Detecting Adiabatic Contraction in Rotation Curves

TL;DR

This paper investigates how adiabatic contraction affects galaxy rotation curves, showing that contracted halos have distinct central profiles and that some galaxies, like NGC 6503, likely have minimally contracted halos based on rotation curve analysis.

Contribution

It provides a detailed analysis of adiabatic contraction effects on Einasto profiles and rotation curves, and assesses the contraction state of NGC 6503 using observational constraints.

Findings

Adiabatic contraction results in a central power index of ~0.7.

Contracted halos are well fit by double power laws beyond 1 kpc.

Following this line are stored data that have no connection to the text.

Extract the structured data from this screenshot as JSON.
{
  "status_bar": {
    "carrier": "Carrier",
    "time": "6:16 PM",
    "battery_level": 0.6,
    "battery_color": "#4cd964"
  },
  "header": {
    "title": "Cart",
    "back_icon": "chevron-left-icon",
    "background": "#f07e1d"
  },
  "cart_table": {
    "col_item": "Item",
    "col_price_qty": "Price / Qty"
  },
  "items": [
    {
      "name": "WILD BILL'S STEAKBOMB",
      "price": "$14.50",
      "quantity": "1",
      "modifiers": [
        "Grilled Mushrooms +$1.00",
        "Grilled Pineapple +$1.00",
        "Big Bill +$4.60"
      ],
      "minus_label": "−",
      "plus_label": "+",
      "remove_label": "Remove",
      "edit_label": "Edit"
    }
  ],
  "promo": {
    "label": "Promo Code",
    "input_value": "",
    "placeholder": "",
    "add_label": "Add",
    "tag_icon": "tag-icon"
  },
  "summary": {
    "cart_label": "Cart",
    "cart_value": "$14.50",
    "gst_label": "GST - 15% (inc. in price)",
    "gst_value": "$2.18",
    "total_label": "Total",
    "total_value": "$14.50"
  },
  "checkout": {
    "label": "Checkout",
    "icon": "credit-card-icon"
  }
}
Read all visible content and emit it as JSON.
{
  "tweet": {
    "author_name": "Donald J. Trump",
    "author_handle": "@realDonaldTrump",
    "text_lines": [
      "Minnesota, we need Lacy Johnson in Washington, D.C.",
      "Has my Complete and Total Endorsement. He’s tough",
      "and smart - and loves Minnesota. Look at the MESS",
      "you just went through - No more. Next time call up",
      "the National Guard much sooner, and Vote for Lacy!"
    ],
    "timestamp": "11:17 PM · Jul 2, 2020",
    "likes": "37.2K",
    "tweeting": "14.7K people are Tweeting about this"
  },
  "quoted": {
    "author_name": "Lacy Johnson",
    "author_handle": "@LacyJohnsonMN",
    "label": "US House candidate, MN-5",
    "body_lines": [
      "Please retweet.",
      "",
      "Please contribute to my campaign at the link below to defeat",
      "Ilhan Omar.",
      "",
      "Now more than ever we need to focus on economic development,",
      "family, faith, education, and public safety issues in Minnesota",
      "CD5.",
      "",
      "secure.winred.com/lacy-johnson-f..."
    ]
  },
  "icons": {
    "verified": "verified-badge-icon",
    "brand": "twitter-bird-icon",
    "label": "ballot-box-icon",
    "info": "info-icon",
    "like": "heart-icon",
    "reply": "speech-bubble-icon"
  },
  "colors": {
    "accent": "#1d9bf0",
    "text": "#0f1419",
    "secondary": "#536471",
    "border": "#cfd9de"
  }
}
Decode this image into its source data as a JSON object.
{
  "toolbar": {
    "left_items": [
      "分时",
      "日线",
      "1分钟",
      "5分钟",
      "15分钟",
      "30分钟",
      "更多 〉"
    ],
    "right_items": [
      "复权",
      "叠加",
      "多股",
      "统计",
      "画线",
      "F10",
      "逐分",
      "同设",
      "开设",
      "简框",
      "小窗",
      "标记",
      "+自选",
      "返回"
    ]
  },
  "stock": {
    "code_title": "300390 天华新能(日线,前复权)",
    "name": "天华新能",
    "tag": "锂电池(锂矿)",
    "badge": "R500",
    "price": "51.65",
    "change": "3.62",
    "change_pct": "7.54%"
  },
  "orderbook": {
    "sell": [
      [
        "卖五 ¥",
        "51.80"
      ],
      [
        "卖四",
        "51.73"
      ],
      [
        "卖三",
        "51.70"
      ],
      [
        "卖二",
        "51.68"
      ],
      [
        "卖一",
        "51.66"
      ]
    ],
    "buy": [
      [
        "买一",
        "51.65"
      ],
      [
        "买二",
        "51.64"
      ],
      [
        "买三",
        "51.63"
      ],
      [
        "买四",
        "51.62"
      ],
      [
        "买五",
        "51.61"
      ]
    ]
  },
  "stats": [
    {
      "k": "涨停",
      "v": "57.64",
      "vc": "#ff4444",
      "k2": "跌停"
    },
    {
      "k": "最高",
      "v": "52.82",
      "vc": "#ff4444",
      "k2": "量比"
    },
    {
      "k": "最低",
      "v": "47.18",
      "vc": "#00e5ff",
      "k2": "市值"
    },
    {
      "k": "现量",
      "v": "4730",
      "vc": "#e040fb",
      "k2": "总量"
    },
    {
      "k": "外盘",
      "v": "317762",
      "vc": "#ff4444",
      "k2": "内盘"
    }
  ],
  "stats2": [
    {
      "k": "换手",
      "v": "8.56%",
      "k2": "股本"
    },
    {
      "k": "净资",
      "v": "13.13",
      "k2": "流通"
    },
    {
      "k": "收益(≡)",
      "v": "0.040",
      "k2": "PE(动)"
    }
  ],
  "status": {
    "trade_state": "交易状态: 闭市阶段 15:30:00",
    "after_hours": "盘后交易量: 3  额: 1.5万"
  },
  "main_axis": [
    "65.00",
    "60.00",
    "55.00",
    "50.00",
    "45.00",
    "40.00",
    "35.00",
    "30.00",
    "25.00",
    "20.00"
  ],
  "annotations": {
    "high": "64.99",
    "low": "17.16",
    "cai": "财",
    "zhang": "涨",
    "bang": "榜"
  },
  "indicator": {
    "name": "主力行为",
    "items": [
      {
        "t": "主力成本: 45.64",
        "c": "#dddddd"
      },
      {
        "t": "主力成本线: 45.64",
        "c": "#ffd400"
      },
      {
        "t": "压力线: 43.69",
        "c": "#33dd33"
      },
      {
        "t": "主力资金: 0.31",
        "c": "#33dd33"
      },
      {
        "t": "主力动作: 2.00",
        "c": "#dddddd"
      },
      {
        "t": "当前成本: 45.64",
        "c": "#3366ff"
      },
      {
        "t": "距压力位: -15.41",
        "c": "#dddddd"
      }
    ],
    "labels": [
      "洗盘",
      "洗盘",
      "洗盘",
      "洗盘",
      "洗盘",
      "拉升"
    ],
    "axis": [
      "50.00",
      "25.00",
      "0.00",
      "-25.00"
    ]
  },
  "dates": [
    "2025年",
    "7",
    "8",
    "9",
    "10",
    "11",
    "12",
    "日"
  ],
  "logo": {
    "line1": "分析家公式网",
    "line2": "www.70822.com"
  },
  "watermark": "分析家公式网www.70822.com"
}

NGC 6503 likely has a minimally contracted halo.

Abstract

We examine the structure of adiabatically contracted Einasto profiles, using the prescriptions of Blumenthal et al. (1986) and Gnedin et al. (2004), and its impact on rotation curves. Adiabatically contracted halos display a central power index of ~0.7+/-0.1 for nearly all values of the Einasto shape parameter, alpha, and are well fit inside ~>1 kpc by double power laws. However, attempts to fit exponential disc and uncontracted halos to adiabatically contracted rotation curves yield disc masses and central power indices that are too large. We also determine whether or not the rotation curve of NGC 6503 displays evidence of adiabatic contraction using previously published bar formation constraints, and find that NGC 6503 most likely has a minimally contracted halo. However, this conclusion depends on the correct choice of circular velocity curve.